OK thanks - will give that a go.... to be honest I always discounted DPP in favour of CS2 and Lightroom - I take it thats wrong!?

I'll take a few sample pics tomorrow and shoot in RAW+JPEG and see if the JPEG on my laptop looks like teh one in my viewfinder, and also see if I can replicate the effect on the RAW in DPP to see what the camera is doing to the image....

thanks for the advice, will update with what I learn (if anything!)
 
OK thanks - will give that a go.... to be honest I always discounted DPP in favour of CS2 and Lightroom - I take it thats wrong!?

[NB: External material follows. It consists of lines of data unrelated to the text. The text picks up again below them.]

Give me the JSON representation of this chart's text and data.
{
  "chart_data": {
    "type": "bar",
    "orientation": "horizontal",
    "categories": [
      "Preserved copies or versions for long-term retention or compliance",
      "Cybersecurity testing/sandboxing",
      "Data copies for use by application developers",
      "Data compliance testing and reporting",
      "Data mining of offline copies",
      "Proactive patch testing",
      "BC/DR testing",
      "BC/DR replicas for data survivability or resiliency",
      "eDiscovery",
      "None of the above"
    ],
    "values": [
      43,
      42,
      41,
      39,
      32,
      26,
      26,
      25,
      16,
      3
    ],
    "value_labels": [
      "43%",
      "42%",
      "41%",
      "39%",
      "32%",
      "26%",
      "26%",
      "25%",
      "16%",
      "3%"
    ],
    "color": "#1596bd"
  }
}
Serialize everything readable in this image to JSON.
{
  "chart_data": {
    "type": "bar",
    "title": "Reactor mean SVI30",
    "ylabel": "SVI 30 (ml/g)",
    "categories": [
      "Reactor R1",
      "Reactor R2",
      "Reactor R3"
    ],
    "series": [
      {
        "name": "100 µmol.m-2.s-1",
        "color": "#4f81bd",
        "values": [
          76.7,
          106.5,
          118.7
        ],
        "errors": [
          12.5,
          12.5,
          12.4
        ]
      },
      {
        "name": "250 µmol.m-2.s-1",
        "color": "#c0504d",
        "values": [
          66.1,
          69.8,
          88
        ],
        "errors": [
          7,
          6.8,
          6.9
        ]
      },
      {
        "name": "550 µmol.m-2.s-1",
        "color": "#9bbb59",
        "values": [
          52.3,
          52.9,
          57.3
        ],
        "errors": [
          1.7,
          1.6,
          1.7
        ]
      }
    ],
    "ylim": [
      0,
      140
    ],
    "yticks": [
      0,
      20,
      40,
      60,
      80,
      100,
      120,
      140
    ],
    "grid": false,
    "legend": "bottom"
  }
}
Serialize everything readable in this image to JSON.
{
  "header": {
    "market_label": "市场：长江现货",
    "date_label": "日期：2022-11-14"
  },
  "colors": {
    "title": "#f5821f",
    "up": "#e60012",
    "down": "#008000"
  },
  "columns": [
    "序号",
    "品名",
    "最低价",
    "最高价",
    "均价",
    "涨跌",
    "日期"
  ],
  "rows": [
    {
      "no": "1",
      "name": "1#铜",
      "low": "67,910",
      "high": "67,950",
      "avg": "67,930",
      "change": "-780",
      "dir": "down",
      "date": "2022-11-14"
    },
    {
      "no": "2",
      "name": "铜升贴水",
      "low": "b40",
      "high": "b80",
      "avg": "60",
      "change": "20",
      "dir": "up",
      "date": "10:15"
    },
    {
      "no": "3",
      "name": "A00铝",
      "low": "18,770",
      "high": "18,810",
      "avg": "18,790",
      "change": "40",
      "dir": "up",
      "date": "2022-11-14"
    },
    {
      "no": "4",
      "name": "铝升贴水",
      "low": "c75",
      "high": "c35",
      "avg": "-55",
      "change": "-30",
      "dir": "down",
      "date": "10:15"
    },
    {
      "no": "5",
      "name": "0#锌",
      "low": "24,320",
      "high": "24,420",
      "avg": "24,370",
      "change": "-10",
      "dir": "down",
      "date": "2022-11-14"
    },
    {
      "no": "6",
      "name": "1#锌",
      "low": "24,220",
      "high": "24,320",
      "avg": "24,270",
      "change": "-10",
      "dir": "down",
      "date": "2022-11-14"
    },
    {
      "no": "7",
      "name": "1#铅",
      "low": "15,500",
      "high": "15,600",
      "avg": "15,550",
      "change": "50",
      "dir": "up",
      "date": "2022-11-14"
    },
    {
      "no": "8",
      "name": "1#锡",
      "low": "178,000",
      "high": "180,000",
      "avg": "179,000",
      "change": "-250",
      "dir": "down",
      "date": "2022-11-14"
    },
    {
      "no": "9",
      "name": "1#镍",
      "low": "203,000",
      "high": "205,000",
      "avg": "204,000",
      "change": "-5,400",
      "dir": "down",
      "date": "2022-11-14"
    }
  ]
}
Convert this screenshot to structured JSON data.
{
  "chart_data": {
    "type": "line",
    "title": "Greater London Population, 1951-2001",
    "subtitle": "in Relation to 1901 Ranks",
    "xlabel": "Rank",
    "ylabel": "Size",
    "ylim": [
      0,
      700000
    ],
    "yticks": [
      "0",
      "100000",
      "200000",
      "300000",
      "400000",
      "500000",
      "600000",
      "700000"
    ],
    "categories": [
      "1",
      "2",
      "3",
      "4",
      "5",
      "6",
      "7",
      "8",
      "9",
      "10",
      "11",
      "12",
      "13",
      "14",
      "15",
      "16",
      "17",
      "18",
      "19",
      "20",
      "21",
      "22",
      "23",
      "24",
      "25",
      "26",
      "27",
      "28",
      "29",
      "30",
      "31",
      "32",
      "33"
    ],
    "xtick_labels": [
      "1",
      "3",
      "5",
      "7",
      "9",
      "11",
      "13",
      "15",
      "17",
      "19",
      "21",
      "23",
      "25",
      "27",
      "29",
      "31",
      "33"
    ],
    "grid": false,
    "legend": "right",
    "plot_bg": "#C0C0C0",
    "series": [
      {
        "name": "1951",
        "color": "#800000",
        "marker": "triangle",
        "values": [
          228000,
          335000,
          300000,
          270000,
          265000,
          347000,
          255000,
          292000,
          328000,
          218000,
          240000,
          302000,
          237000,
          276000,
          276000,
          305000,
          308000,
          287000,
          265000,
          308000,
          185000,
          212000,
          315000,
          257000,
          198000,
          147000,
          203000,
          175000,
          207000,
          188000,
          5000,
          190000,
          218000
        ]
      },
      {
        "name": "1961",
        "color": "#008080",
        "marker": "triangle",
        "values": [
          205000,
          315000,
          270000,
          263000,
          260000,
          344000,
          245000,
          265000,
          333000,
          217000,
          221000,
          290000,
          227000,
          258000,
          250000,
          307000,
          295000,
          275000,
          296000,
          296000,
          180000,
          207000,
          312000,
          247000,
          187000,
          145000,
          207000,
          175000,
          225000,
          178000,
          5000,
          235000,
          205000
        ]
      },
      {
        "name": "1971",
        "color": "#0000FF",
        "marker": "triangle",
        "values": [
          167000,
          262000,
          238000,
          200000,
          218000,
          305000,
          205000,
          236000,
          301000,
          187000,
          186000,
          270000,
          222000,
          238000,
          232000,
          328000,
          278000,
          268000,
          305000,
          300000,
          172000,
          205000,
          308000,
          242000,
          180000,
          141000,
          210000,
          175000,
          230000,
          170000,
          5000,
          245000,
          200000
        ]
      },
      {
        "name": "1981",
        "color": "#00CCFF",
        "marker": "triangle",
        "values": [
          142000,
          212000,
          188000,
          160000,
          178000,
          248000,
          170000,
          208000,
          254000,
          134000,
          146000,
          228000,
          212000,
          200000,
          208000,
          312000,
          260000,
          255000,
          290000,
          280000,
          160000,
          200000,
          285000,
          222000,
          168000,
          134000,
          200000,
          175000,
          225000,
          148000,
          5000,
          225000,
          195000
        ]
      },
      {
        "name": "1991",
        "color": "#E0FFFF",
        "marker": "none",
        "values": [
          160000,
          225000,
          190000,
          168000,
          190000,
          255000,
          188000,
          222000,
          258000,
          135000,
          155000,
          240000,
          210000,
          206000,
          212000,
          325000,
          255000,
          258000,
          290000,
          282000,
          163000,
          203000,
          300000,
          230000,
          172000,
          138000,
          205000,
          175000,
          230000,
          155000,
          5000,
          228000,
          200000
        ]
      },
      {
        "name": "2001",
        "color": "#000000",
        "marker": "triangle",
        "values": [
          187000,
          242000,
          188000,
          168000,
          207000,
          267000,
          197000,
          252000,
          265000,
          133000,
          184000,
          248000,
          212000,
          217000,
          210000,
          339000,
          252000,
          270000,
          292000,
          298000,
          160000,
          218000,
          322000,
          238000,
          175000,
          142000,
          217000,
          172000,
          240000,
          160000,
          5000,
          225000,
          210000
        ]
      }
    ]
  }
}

No not wrong - a RAW image from the camera is just that RAW -no processing, no sharpening , no contrast adjustments nothing you need to do it all yourself using software whereas a jgg is PP'd in camera using all the settings you set via the menu system of your camera, so when you see a image posted as no PP straight from the camera all it means is there using the camera to process the shot rather than a software package on a pc.
 
so... do I NEED to use DPP at all? does it give me anything that Lightroom 2 or CS2 doesnt?

I appreciate that I SHOULD know how to use DPP but to be honest it looked quite basic in terms of the other apps, and I've already had a learning curve and a half to start to find my way around those apps!
 
Just a pointer.
You say in your first post that you use CS2 and it doesn't support raw cr2`s
I'm pretty sure you can get a patch from the adobe site so that CS2 supports the 450d`s Raw format.
 
so... do I NEED to use DPP at all? does it give me anything that Lightroom 2 or CS2 doesnt?

I appreciate that I SHOULD know how to use DPP but to be honest it looked quite basic in terms of the other apps, and I've already had a learning curve and a half to start to find my way around those apps!

I've never instany of my Canon disks - hoewever remote capture looks interesting (if I ever have need for it).

If you have Lghtroom that will do any job you require of it quicker and just as well.

Never use the image on the back of your camera to determine IQ. The only thing I find useful is the histogram. Again this uses the jpg header info so even although tyou may see slight blown highlights at times, this is usually easily recoverable in PP with Lr or ACR.